That, says one 30-year-old Vietnamese woman, is when her traineeship in Japan began to fall apart. She spoke to NHK on the condition of anonymity.
The woman came to the country in the summer of 2018 and began to work for a construction company. She had been told that her job would involve inspecting products. Instead, she was assigned to actually assemble steel bars at construction sites. But that wasn't the worst of it. Most of her colleagues were men, and the sexual harassment began almost immediately. Her supervisors, and even the president of the company, would touch her inappropriately and force her to watch pornography.
In the spring of 2019, around eight months after she started her traineeship, a male employee groped her buttocks while on duty. She grabbed a nearby steel pipe and threw it at him. She was fired that day.
"I tried to explain to the bosses why I threw the pipe, but no-one would listen," she says.
The firm filed a report with the organization that arranged her placement, stating that she "doesn't follow instructions of her supervisors and repeats problematic behavior at the workplace." With more than two years left in her term as a trainee, she was suspended from the program and told to return to Vietnam.
The president of the firm told NHK that he didn't believe his actions constituted sexual harassment.
"I may have said and done things that could be taken as obscene, but they were meant as jokes," he says. "I have never received any complaints, either from her or any other employee, with regard to sexual harassment. I believe she fabricated a story that was convenient for her."
Just the tip of the iceberg
Kakehashi is a support group for foreigners living in Japan. Spokesperson Koshida Maiko says more than 100 technical trainees have reached out to her seeking advice since 2015. About 10 percent of the calls concern sexual violence and harassment. Koshida says she believes this number is just the tip of the iceberg.
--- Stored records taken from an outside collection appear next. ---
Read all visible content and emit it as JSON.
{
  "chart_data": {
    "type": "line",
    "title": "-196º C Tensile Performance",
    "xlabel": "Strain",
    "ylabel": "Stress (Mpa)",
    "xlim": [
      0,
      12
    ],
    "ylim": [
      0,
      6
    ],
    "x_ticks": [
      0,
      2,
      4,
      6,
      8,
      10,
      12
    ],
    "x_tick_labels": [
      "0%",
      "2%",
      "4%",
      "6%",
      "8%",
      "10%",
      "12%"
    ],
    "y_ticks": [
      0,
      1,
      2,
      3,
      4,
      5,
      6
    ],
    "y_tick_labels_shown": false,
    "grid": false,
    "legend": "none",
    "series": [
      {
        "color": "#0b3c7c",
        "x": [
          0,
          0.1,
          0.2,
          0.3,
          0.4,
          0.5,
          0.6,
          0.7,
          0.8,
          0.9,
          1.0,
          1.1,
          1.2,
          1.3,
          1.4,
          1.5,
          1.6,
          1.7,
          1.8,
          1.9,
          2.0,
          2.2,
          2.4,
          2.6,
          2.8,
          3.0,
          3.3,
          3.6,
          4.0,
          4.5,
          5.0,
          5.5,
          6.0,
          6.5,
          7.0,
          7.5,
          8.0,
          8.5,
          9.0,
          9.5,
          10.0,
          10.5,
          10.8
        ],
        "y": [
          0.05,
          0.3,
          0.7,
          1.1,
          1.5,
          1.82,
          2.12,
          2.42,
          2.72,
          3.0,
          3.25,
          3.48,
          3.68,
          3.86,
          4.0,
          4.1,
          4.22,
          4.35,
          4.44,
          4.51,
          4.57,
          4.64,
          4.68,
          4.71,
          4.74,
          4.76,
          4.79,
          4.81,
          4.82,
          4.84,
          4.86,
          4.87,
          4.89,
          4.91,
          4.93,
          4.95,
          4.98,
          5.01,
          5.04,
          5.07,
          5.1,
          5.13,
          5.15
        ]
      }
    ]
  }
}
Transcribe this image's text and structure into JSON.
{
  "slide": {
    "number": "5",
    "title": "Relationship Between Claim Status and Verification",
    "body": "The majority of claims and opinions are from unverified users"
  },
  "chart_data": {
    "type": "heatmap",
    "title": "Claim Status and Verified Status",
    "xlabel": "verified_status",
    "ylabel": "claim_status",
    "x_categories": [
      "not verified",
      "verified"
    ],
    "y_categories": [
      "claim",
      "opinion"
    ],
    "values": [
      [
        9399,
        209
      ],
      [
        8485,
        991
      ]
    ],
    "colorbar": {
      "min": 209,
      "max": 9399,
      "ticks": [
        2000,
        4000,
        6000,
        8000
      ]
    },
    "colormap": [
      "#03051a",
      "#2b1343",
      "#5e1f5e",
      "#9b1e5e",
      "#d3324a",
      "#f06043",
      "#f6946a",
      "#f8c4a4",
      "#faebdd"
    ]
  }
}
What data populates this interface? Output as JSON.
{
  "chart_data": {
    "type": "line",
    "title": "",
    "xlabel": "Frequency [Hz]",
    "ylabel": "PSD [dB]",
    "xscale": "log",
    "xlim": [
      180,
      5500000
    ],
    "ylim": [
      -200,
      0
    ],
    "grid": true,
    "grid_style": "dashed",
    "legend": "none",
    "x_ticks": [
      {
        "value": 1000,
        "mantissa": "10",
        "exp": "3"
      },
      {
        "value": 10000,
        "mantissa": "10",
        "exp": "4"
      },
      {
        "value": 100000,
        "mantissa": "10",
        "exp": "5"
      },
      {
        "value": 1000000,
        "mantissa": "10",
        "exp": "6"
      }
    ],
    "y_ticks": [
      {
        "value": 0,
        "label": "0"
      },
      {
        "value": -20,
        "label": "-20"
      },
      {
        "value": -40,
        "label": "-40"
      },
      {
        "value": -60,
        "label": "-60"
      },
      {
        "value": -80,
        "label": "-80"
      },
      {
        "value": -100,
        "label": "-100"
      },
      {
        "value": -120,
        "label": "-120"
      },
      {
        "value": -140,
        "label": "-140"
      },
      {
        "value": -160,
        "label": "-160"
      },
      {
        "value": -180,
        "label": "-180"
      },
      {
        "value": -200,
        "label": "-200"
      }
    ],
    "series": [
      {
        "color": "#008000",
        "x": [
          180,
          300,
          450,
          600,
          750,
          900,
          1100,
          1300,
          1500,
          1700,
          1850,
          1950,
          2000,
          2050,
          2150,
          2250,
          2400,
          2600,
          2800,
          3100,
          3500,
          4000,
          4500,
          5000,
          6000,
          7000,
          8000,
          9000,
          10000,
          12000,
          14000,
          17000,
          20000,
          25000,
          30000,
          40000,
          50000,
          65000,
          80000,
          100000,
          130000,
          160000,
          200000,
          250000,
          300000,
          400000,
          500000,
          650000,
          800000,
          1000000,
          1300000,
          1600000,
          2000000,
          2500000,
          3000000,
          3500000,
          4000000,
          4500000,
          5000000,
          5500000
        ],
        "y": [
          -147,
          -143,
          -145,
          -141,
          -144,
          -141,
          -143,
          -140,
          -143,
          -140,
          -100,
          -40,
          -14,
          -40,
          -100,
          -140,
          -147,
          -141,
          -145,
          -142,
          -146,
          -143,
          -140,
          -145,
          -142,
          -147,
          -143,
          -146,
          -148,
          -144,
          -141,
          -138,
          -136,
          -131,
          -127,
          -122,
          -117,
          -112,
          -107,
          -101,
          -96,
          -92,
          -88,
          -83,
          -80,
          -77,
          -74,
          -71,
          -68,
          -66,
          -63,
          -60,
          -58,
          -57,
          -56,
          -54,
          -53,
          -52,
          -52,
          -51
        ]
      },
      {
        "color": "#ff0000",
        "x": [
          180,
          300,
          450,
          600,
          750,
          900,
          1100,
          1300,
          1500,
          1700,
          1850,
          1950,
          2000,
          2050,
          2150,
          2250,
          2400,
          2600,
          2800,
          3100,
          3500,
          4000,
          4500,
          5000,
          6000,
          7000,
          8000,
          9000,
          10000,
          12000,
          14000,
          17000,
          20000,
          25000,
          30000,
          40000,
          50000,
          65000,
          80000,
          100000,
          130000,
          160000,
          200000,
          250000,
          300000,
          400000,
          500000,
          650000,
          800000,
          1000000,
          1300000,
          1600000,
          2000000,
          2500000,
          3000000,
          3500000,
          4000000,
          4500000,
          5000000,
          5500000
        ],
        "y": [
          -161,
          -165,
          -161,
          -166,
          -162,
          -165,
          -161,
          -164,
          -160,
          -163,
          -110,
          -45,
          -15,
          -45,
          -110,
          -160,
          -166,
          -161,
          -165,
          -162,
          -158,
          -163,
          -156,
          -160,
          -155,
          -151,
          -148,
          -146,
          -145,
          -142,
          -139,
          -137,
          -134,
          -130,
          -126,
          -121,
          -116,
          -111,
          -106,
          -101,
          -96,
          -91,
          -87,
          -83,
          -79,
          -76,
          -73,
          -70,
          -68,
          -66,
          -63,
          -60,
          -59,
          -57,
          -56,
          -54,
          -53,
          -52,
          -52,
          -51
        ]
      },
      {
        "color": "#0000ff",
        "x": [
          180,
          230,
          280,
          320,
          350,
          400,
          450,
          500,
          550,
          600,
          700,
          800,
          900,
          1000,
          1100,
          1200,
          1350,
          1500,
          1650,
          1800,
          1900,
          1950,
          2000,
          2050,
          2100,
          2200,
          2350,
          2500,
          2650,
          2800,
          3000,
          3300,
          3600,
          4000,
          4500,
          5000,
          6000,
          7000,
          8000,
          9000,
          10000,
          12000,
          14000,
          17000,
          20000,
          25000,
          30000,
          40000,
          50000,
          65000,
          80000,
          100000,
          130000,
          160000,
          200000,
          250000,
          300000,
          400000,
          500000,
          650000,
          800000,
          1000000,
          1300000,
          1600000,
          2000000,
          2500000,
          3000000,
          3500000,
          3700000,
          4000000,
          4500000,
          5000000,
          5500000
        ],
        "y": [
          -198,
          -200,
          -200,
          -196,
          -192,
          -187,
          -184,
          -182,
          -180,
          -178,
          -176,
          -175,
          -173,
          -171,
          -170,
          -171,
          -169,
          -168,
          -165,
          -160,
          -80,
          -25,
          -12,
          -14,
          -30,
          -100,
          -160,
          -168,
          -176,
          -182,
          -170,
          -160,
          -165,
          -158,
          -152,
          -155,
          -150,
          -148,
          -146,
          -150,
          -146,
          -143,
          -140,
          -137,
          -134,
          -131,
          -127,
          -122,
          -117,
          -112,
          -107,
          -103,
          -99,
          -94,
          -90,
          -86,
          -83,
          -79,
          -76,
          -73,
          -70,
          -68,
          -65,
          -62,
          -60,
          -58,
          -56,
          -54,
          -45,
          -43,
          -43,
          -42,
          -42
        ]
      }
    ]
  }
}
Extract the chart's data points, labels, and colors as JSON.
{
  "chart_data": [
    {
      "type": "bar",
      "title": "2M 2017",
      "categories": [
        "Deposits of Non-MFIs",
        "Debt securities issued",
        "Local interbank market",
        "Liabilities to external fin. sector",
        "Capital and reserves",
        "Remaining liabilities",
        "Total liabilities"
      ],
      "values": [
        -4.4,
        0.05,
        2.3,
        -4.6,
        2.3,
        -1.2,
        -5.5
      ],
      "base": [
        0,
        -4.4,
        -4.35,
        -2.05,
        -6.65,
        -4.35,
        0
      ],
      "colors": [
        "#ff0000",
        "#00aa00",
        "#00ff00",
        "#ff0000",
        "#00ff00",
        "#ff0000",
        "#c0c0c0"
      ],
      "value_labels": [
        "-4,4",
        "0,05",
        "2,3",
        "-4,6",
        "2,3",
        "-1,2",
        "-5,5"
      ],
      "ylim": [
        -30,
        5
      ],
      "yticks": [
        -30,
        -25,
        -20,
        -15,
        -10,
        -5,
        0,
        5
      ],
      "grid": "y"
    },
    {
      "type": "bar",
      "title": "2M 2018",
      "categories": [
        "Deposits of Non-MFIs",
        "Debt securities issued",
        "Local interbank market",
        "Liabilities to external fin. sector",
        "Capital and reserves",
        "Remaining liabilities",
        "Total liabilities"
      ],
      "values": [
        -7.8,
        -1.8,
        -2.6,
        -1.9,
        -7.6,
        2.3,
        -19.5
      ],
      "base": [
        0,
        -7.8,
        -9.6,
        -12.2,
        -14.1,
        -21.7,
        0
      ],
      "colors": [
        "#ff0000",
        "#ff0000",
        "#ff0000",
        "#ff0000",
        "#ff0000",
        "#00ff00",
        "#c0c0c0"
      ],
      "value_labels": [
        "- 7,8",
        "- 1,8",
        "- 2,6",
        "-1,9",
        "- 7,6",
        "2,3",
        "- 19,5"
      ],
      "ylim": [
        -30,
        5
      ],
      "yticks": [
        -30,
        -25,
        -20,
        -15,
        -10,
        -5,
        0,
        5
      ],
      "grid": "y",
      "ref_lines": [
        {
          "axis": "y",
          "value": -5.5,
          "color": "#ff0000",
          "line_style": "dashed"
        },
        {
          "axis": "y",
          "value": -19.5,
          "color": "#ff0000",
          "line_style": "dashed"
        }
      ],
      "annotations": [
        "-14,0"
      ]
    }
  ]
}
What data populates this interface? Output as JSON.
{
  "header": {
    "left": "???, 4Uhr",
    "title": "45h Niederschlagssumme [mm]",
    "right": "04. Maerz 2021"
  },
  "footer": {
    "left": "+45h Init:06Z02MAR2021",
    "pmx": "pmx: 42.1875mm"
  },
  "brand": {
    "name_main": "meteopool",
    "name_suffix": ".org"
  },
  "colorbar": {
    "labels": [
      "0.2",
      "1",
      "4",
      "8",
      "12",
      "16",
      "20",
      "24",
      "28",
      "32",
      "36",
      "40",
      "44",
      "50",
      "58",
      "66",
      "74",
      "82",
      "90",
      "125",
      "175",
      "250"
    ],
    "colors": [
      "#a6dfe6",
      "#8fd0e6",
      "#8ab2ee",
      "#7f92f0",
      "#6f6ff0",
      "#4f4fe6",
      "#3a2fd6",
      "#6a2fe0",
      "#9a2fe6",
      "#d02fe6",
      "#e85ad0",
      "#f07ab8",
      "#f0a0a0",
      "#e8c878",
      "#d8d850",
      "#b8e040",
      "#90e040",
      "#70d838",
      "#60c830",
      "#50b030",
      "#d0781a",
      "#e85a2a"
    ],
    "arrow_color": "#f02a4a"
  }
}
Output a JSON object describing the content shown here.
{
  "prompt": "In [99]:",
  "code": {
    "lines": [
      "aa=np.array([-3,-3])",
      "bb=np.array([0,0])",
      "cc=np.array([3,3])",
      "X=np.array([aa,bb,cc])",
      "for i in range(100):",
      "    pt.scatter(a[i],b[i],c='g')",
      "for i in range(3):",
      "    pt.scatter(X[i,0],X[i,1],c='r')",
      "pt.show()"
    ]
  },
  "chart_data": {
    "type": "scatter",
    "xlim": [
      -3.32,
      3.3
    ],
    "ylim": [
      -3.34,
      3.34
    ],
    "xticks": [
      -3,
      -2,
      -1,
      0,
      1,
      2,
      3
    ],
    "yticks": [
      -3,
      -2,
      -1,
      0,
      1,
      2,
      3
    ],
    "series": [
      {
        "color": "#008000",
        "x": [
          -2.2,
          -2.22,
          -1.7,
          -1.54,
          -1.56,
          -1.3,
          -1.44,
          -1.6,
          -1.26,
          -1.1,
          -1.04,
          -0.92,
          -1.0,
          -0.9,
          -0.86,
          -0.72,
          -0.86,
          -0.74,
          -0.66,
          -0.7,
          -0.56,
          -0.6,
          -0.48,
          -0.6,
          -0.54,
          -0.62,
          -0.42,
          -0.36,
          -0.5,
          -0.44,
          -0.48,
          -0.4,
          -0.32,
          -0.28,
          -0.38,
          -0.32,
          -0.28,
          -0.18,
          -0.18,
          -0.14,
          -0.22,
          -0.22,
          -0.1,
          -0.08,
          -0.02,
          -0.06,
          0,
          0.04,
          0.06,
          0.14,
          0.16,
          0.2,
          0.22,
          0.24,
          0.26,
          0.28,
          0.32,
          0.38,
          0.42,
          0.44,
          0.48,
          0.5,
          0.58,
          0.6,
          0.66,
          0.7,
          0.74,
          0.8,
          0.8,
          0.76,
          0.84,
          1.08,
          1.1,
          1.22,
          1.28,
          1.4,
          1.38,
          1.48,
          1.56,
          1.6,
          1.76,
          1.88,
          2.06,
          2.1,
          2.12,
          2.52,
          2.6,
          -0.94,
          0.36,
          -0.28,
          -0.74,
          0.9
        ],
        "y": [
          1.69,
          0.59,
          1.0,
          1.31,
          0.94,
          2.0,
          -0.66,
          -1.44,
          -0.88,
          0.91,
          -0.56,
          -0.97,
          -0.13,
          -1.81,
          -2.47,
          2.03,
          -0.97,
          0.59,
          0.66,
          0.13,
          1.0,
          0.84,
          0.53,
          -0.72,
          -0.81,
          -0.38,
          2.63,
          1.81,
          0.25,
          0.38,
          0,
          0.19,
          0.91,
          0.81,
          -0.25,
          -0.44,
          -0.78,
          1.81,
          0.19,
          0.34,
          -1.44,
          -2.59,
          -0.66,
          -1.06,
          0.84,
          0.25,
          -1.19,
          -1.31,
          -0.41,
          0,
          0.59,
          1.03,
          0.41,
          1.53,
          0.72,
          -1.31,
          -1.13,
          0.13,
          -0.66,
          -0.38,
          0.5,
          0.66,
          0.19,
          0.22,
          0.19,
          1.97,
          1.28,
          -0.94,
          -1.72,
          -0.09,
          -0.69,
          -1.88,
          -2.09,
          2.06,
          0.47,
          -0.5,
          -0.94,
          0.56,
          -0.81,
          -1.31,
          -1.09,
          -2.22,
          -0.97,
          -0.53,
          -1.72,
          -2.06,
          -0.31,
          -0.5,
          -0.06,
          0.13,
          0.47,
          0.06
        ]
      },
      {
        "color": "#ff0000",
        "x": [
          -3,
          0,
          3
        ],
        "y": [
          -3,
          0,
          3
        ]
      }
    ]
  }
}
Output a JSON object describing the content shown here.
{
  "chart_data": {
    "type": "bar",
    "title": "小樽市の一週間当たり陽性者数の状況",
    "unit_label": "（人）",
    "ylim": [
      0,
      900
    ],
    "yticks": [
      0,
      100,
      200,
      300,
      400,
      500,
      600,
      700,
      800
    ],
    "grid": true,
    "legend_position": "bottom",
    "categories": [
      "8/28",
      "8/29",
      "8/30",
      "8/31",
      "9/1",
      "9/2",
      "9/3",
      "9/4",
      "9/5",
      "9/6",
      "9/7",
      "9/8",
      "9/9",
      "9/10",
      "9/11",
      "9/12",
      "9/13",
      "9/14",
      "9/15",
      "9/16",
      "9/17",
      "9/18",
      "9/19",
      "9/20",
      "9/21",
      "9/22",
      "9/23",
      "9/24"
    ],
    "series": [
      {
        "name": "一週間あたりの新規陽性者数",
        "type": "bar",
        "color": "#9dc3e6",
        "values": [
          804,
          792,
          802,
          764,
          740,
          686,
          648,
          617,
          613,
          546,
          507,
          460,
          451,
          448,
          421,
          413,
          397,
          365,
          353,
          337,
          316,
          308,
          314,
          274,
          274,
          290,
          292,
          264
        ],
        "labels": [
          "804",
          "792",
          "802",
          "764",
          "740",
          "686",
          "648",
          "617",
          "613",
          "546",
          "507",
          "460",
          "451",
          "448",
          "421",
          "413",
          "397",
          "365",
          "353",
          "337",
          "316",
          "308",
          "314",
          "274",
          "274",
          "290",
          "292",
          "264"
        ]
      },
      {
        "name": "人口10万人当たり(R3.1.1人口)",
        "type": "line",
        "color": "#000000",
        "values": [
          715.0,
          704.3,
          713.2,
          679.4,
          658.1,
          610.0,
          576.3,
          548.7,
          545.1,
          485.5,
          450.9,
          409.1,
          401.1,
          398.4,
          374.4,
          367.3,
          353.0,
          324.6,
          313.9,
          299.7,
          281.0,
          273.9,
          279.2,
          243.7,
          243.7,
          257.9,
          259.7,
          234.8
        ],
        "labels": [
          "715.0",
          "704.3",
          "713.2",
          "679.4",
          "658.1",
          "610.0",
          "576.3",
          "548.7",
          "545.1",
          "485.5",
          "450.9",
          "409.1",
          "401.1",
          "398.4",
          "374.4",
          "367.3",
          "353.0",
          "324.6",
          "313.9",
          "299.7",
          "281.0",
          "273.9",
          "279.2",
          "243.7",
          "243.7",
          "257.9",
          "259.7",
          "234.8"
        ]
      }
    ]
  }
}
"Those who come forward and seek help are the lucky ones," she says. "Most of the trainees are unable to recognize that they are being subjected to sexual violence. They blame themselves instead."
Koshida asked the Organization for Technical Intern Training (OTIT) to conduct an investigation into sexual violence against foreign trainees. The organization is in charge of ensuring the proper implementation of technical intern training and protecting the trainees. She says she has yet to hear back.
"OTIT will respond to our requests for consultation about job descriptions and wages, but ignore our requests concerning sexual violence against trainees," Koshida says.
Sunai Naoko, a journalist who reports on issues involving technical trainees, says sexual violence of this nature is an intractable problem because of the unusual power structure of the programs.
"Many of the trainees live in dormitories provided by their companies, which means their accommodation is also under the control of their employers," she says. "The proximity of job and lodging enhances the risk of their being subjected to sexual violence even outside of work. Furthermore, trainees can easily lose not just their jobs but their housing too if they file complaints and offend their employers. And losing a job can mean losing residence status. So it's extremely difficult to speak out."
The woman returned to Vietnam in October 2019. She is now working for a firm in her hometown, earning around $220 a month — less than half what she made as a trainee in Japan. She still has nearly $5,500 left of the loans she took out to set herself up in Japan.
"I wanted to continue working in Japan, and I think I would be if I hadn't been sexually abused," she says. "But I was a foreigner and a woman, and that's a precarious position that people took advantage of."